Poco a poco voy saliendo, la ciudad aun está desperezándose y se puede andar tranquilo. Adelanto a los franceses, eso si que es animo, van con 3 niños pequeños. Salgo por la zona de las Universidades, el camino es agradable.

Paso los Zizures, he llegado hasta aquí por una especie de carril-bici pero a partir de ahora empiezan las pistas, y la subida seria a pesar de que todo a picado hacia arriba desde Pamplona. A medida que se va endureciendo la subida voy adelantando grupos de peregrinos, bendito timbre, algunos me animan.
Adelanto a una pareja que portean sus bicis y un poco más adelante a un par de señoras, no veo muy claro el que coronen… El reguero de peregrinos es impresionante.

Después de un cuestón que a duras penas consigo subir pedaleando (pero lo consigo) llego a Zariquiegui. Hoy el sol también aprieta
con ganas. Aquí relleno los botellines y como algo, me quedan los 3 kilómetros más divertidos de la subida hasta coronar “El Perdón”.

Un paisano que va en coche me aconseja que no suba por el camino, que no se puede, y menos que se me ocurra bajarlo.
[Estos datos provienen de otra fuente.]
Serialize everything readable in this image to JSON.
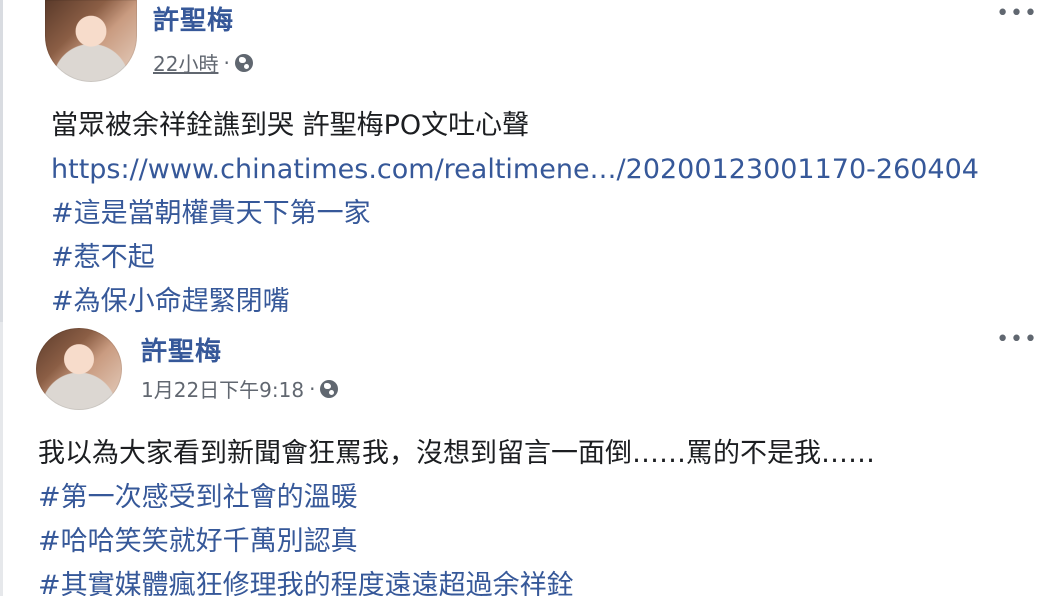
{
  "post1": {
    "author": "許聖梅",
    "time": "22小時",
    "separator": "·",
    "lines": [
      {
        "text": "當眾被余祥銓譙到哭 許聖梅PO文吐心聲",
        "kind": "text"
      },
      {
        "text": "https://www.chinatimes.com/realtimene…/20200123001170-260404",
        "kind": "link"
      },
      {
        "text": "#這是當朝權貴天下第一家",
        "kind": "tag"
      },
      {
        "text": "#惹不起",
        "kind": "tag"
      },
      {
        "text": "#為保小命趕緊閉嘴",
        "kind": "tag"
      }
    ],
    "more": "•••"
  },
  "post2": {
    "author": "許聖梅",
    "time": "1月22日下午9:18",
    "separator": "·",
    "lines": [
      {
        "text": "我以為大家看到新聞會狂罵我，沒想到留言一面倒……罵的不是我……",
        "kind": "text"
      },
      {
        "text": "#第一次感受到社會的溫暖",
        "kind": "tag"
      },
      {
        "text": "#哈哈笑笑就好千萬別認真",
        "kind": "tag"
      },
      {
        "text": "#其實媒體瘋狂修理我的程度遠遠超過余祥銓",
        "kind": "tag"
      }
    ],
    "more": "•••"
  },
  "icons": {
    "privacy": "globe-icon",
    "options": "more-icon"
  },
  "colors": {
    "link": "#365899",
    "text": "#1c1e21",
    "meta": "#616770"
  }
}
Pero lo voy a intentar.

El camino es complicadete pero mayormente ciclable, a excepción de unos cuantos tramos que me toca empujing. El resto molinete y a ritmo ti-ta-ti-ta... hasta que hago cumbre.

Impresionante vista, prácticamente de 360º, se ven todos los montes de alrededor. Las esculturas de los peregrinos también son cuando menos curiosas.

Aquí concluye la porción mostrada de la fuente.